$f:[a,\infty[\to \mathbb{R},0< a\leq 1$ continuous, let $a_n = f(n)$. Show that $\sum_{n=1}^{\infty} a_n$ is convergent iff $\int^{\infty}_{a}f(x)dx$ is convergent.
My notation: $P = \bigcup_{i=0}^n ]t_{i-1},t_i[$ a partition of $[a,\infty[$
$m_i=\inf\{f(u)|u\in [a,\infty[\}$
$M_i=\sup\{f(u)|u\in [a,\infty[\}$
$s(f,P)=\sum_{i=0}^n m_i(t_i-t_{i-1})$
$S(f,P)=\sum_{i=0}^n M_i(t_i-t_{i-1})$
The integral I'm using is Riemann's integral. My idea was to consider a partition $P = \bigcup I_i$ of $[a,\infty[$ such that $|I_i|=1$, that way $\sum_{n=1}^\infty f(n)\leq S(f,P)$, so I could use that to make the integral be bounded by some expression with the series.
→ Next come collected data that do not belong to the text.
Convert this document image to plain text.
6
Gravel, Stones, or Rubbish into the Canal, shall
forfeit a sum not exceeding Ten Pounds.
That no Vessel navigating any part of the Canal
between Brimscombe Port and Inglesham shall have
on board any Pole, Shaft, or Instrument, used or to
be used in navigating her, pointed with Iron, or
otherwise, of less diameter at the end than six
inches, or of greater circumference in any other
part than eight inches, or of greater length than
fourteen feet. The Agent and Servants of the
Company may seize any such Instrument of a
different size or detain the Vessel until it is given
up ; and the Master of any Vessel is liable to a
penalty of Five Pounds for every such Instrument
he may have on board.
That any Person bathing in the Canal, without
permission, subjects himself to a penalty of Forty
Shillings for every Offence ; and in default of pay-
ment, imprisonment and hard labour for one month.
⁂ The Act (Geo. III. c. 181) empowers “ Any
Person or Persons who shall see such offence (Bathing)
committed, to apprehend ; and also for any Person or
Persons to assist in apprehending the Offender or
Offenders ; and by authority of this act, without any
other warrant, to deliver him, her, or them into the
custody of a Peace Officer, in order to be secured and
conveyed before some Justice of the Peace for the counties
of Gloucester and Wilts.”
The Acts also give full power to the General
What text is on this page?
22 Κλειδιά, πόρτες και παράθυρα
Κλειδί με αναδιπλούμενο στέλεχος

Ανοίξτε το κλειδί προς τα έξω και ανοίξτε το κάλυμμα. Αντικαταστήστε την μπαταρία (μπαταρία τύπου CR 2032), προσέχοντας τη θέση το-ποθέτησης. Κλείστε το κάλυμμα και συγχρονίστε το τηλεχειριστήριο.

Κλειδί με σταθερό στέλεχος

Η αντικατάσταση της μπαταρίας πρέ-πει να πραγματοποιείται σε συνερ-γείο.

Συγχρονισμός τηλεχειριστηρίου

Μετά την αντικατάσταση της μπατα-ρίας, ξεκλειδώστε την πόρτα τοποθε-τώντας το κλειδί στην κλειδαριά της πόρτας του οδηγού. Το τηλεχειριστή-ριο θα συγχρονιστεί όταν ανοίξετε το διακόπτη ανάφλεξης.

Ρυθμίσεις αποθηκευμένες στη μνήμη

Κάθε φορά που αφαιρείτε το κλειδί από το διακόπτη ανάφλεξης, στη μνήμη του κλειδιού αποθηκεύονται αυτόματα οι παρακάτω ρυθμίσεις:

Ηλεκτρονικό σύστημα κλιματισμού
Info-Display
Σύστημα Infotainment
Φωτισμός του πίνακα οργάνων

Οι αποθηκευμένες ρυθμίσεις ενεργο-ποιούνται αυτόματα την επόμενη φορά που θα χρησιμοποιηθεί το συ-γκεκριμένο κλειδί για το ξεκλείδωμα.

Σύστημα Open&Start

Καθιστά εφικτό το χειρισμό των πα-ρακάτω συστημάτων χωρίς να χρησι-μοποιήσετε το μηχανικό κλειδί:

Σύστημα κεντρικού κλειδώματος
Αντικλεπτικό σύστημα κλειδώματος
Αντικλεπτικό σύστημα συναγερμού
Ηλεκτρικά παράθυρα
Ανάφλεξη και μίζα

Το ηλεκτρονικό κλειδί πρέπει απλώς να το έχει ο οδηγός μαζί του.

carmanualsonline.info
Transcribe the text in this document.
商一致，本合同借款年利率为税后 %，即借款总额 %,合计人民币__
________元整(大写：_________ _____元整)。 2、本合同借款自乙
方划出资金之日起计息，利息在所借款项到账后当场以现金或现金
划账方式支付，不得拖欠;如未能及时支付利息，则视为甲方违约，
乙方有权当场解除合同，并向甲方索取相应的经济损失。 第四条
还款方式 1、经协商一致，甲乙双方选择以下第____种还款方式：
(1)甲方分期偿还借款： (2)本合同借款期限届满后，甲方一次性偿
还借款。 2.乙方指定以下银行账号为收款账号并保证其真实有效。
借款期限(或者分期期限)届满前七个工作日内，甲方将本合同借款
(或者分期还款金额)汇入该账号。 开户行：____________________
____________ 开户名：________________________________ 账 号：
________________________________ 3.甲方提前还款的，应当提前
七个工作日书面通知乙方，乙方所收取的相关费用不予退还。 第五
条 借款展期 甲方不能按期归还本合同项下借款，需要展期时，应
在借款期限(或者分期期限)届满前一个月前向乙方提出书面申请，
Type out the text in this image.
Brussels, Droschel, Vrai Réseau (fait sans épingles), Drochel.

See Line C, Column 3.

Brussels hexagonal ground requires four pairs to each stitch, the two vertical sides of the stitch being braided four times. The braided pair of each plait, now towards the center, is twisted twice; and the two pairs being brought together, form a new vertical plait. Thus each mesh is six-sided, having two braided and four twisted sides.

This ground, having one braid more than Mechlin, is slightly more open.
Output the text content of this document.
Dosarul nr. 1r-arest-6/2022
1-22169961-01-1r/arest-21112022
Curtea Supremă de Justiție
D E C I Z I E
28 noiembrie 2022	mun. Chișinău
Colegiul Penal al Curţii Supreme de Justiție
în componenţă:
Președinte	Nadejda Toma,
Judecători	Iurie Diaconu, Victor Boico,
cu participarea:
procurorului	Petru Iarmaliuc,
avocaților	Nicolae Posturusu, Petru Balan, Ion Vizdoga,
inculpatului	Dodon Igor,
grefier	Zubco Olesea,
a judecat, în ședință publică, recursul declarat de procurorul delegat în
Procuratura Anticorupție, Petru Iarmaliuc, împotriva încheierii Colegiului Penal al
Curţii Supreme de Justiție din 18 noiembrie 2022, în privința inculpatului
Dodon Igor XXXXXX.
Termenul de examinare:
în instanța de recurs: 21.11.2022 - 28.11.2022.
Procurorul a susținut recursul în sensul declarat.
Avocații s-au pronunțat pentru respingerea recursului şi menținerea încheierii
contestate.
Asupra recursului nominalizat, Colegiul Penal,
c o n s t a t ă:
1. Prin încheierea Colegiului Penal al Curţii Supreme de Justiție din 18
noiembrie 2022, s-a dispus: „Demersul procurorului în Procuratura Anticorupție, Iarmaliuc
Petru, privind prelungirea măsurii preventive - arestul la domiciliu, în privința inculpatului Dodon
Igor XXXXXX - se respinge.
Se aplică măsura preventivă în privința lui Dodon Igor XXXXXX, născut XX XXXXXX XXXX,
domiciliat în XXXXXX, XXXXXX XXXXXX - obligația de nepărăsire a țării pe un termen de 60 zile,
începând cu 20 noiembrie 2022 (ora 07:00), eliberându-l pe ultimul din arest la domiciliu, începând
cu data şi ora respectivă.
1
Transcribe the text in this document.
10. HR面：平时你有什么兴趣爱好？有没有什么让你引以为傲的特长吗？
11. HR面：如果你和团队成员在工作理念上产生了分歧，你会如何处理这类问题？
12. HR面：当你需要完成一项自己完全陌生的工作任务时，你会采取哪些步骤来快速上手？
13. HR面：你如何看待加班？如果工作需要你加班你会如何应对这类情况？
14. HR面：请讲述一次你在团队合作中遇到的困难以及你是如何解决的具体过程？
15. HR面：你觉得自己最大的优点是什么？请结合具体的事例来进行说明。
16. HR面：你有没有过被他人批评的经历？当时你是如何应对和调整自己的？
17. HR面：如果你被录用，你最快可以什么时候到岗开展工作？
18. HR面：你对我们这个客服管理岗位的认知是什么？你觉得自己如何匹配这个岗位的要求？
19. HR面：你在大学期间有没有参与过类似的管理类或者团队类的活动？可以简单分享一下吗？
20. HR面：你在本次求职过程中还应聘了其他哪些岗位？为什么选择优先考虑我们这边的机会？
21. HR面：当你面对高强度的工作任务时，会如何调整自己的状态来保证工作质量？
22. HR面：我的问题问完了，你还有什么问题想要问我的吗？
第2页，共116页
The problem is the integral might be greater than the series, and then I don't know how to bound it. Is this attempt going to lead to any results or is there another way to prove this convergence? And if this way is good, can anyone hint me a way to bound the integral?
Edit: Thanks to @Openball I know that f also must be decreasing and not negative. In the case it is decreasing and not negative, any ideas?
My line of thought now was:
Suppose $\sum_{n=1}^\infty f(n)=A \in \mathbb{R}$.
Now $\int_1^\infty f(x) dx = \lim_{u \to \infty} F(u)-F(1)$.
$\phi(u) = F(u)-F(1) = \sum_{i=1}^{u-1}F(i+1)-F(i)$.
$\phi'(u) = F'(u)-F'(1) = \sum_{i=1}^{u-1}F'(i+1)-F'(i)$
but then I lost myself again. Any ideas or somewhere I can find this demonstration?